So I have a small question about forecasting using an AR(1) model.
I have
$Y_t=4-0.6Y_{t-1}+e_t$ with {$e_t$} as W.N. with $\sigma^2_e=2$
I am asked to forecast $\hat{Y_t}(1)$ for which I am using the following equation...
$$\hat{Y_t}(1) = \mu + \phi*(Y_t - \mu)$$ where $$\phi=-0.6$$ $$\mu = \frac{4}{1-\phi} = \frac{4}{1-(-0.6)}= 2.5$$
my real question is if I am not given the last value in $Y_t$ how do I forecast $\hat{Y_t}(1)$?

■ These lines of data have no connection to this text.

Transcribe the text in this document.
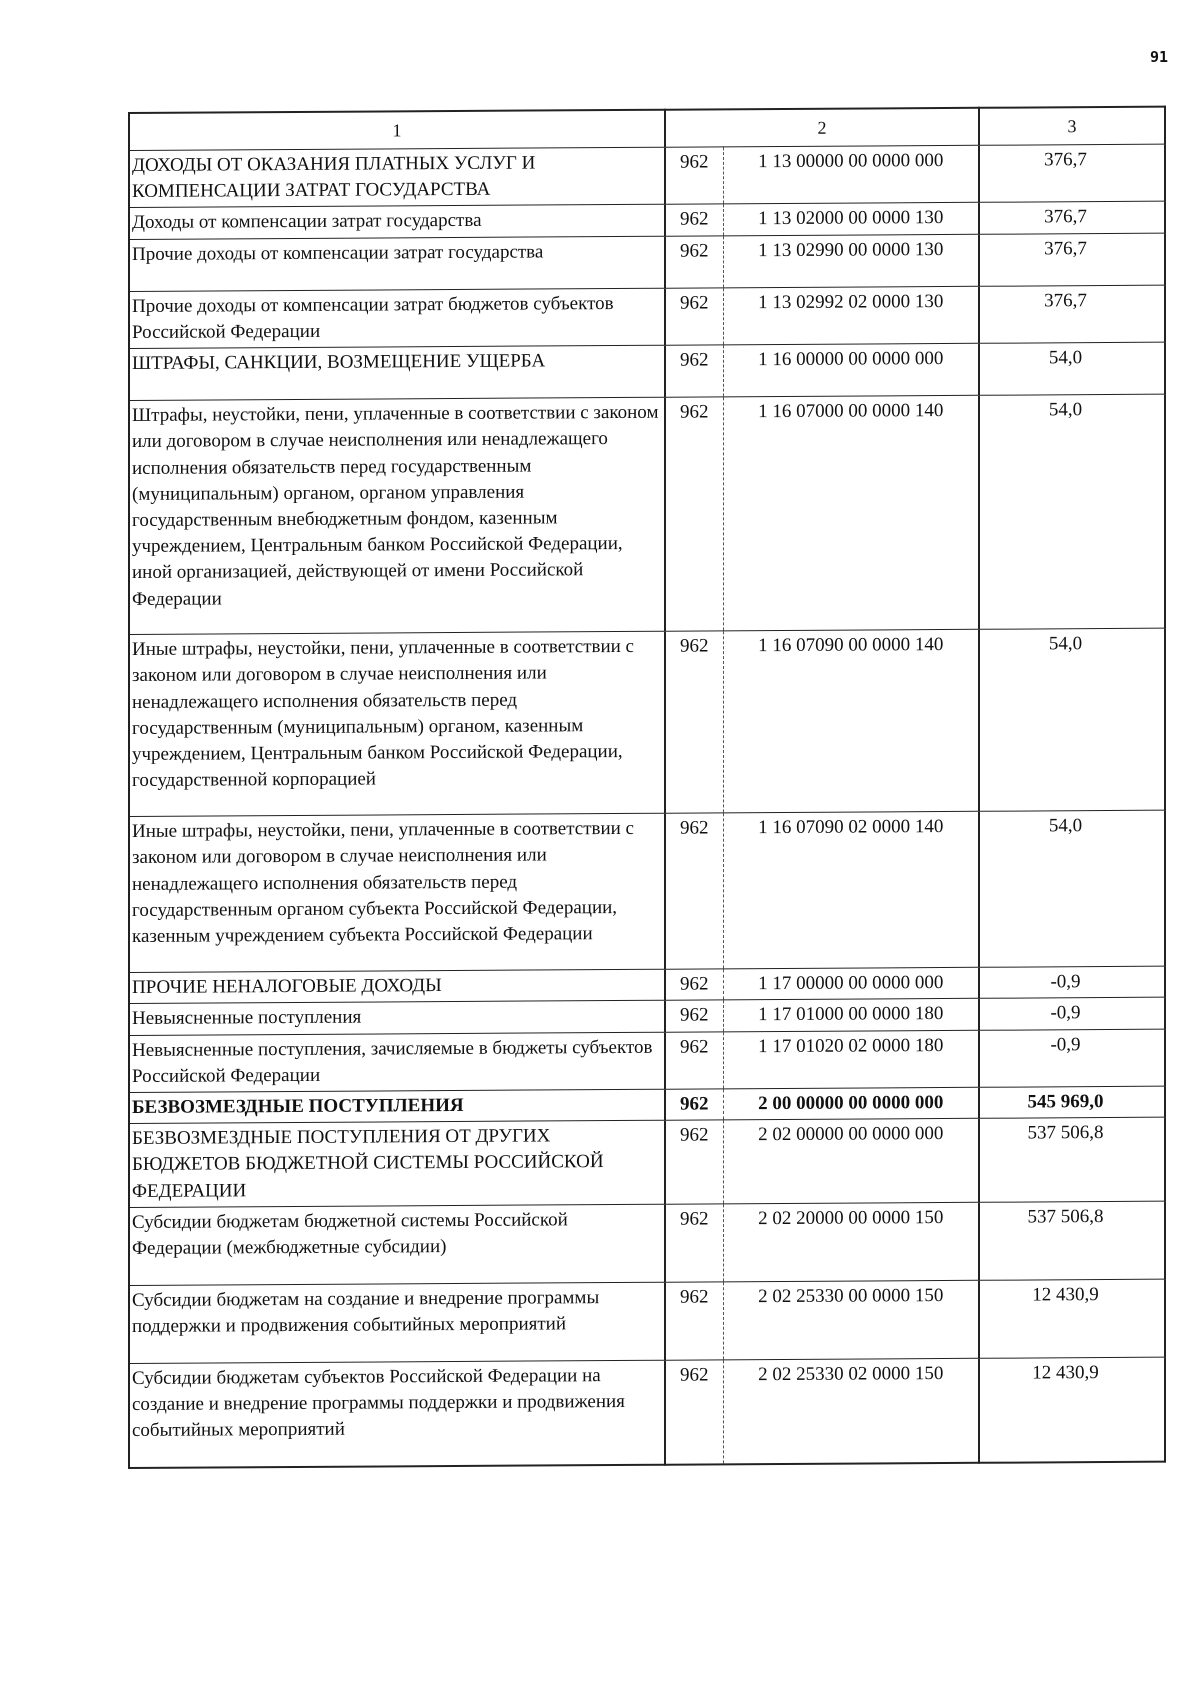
91
1	2		3
ДОХОДЫ ОТ ОКАЗАНИЯ ПЛАТНЫХ УСЛУГ И КОМПЕНСАЦИИ ЗАТРАТ ГОСУДАРСТВА	962	1 13 00000 00 0000 000	376,7
Доходы от компенсации затрат государства	962	1 13 02000 00 0000 130	376,7
Прочие доходы от компенсации затрат государства	962	1 13 02990 00 0000 130	376,7
Прочие доходы от компенсации затрат бюджетов субъектов Российской Федерации	962	1 13 02992 02 0000 130	376,7
ШТРАФЫ, САНКЦИИ, ВОЗМЕЩЕНИЕ УЩЕРБА	962	1 16 00000 00 0000 000	54,0
Штрафы, неустойки, пени, уплаченные в соответствии с законом или договором в случае неисполнения или ненадлежащего исполнения обязательств перед государственным (муниципальным) органом, органом управления государственным внебюджетным фондом, казенным учреждением, Центральным банком Российской Федерации, иной организацией, действующей от имени Российской Федерации	962	1 16 07000 00 0000 140	54,0
Иные штрафы, неустойки, пени, уплаченные в соответствии с законом или договором в случае неисполнения или ненадлежащего исполнения обязательств перед государственным (муниципальным) органом, казенным учреждением, Центральным банком Российской Федерации, государственной корпорацией	962	1 16 07090 00 0000 140	54,0
Иные штрафы, неустойки, пени, уплаченные в соответствии с законом или договором в случае неисполнения или ненадлежащего исполнения обязательств перед государственным органом субъекта Российской Федерации, казенным учреждением субъекта Российской Федерации	962	1 16 07090 02 0000 140	54,0
ПРОЧИЕ НЕНАЛОГОВЫЕ ДОХОДЫ	962	1 17 00000 00 0000 000	-0,9
Невыясненные поступления	962	1 17 01000 00 0000 180	-0,9
Невыясненные поступления, зачисляемые в бюджеты субъектов Российской Федерации	962	1 17 01020 02 0000 180	-0,9
БЕЗВОЗМЕЗДНЫЕ ПОСТУПЛЕНИЯ	962	2 00 00000 00 0000 000	545 969,0
БЕЗВОЗМЕЗДНЫЕ ПОСТУПЛЕНИЯ ОТ ДРУГИХ БЮДЖЕТОВ БЮДЖЕТНОЙ СИСТЕМЫ РОССИЙСКОЙ ФЕДЕРАЦИИ	962	2 02 00000 00 0000 000	537 506,8
Субсидии бюджетам бюджетной системы Российской Федерации (межбюджетные субсидии)	962	2 02 20000 00 0000 150	537 506,8
Субсидии бюджетам на создание и внедрение программы поддержки и продвижения событийных мероприятий	962	2 02 25330 00 0000 150	12 430,9
Субсидии бюджетам субъектов Российской Федерации на создание и внедрение программы поддержки и продвижения событийных мероприятий	962	2 02 25330 02 0000 150	12 430,9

What you might do is to develop a theoretical (guessed !) prior probability distribution (frequency distribution) for possible values of Y(t) and create/simulate via Monte Carlo a family of N possible values (Delphi Method). Then use your equation to predict the next value for each of the simulated(possible) values and then generate a histogram of those forecasts. Confidence limits for these forecasts can the based upon the actual distribution of outcomes.
We have recently incorporated that very useful feature into AUTOBOX ( a time series analysis package that I have helped to develop) and are using it to compute probability distributions ala http://probabilitymanagement.org/ for both univariate and causal models where exogenous variables are used. See here https://www.youtube.com/watch?v=-eBkpr3P27M
Why are you using two different equations (one including $\mu$ and another excluding it)? Be consistent. If you are subtracting $\mu$ from $y_{t-1}$ on the right hand side, don't forget to do this also on the left hand side ($y_t-\mu$); otherwise your forecasted value will be biased to the amount of $\mu$.
With regards to multistep forecasts, forecast iteratively and substitute observed values with forecasts where needed. E.g. if you don't know $y_t$, substitute it with its forecast.